Errors and Explanations in Data Transformations: When Provenance is not Enough
Data transformations from a source to a target dataset are ubiquitous today and can be found in data integration, data exchange, and ETL tools. Users often detect errors or surprising observations in the target data. For example, a user may detect that an item in a target data instance is incorrect: the tuple should not be there, or some of its attribute values are erroneous; she would like to find out which of the many input tuples that contributed to the incorrect output is faulty. It is critical that the error be traced and corrected in the source data, because once an error is identified, one can prevent it from propagating to multiple items in the target data. This can be viewed as a form of “post-factum” data cleaning: while in standard data cleaning one corrects errors before the data is transformed and integrated, in our setting the errors are detected only after the data has been transformed. A first approach would be to try to exploit provenance information in order to solve these problems, however such an approach quickly becomes impractical, or even ineffective. In this talk, I will present examples that showcase this fact, and make an argument for introducing causal reasoning to databases. Causality is related to provenance, yet it is a more refined notion: Causality can explain results and trace errors by returning the causes of query results and transformations, ranked by their degree of responsibility.

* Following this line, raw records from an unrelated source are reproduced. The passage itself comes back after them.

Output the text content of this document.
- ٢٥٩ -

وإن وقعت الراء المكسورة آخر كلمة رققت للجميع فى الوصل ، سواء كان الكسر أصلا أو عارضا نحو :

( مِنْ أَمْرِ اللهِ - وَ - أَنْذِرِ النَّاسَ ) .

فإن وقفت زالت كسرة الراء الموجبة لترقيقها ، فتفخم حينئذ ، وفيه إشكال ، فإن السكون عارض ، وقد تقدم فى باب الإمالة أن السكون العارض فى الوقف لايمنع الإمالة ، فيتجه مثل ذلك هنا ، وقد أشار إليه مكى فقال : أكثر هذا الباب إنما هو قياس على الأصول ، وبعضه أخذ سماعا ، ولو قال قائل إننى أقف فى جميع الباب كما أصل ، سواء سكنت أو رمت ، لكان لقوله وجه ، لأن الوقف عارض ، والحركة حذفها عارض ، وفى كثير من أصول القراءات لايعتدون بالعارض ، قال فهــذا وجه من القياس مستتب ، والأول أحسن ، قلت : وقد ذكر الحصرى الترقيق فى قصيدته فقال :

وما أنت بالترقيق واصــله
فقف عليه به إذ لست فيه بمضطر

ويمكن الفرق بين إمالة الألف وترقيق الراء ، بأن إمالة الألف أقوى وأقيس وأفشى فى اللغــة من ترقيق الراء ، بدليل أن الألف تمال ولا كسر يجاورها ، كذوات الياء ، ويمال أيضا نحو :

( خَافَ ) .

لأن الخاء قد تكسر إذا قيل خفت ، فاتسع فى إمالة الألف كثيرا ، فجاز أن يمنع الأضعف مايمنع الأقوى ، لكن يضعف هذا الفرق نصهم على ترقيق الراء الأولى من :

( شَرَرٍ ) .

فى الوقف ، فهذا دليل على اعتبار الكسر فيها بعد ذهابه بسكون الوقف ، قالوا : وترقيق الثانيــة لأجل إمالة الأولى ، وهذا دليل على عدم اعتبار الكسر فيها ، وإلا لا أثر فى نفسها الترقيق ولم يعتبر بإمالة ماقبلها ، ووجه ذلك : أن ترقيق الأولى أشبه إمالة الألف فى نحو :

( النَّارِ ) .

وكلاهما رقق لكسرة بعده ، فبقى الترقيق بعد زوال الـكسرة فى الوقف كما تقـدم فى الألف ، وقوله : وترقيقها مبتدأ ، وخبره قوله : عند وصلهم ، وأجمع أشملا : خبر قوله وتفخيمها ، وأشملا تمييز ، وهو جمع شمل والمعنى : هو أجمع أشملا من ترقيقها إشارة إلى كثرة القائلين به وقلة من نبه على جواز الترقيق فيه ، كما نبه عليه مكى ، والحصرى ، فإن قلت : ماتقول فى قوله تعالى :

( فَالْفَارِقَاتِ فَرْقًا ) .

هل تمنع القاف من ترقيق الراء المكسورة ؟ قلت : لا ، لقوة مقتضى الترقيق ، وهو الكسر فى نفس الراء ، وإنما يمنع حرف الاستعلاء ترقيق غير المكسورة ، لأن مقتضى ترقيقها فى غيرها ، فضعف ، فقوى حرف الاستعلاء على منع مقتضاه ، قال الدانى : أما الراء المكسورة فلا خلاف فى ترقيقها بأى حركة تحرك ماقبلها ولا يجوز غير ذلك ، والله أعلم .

I will present our adaptation of the notions of causality and responsibility in a database setting, discuss complexity results including a complete dichotomy for computing responsibility for conjunctive queries, and demonstrate results for error tracing in a practical context-aware recommendation system.
Bio: Alexandra is currently a postdoctoral research associate with Dan Suciu in the database group of the University of Washington. She completed her PhD at the University of California Berkeley, advised by Joe Hellerstein and Carlos Guestrin. Her research interests are in the area of database systems, focusing on issues of provenance, cleaning, and result explanations.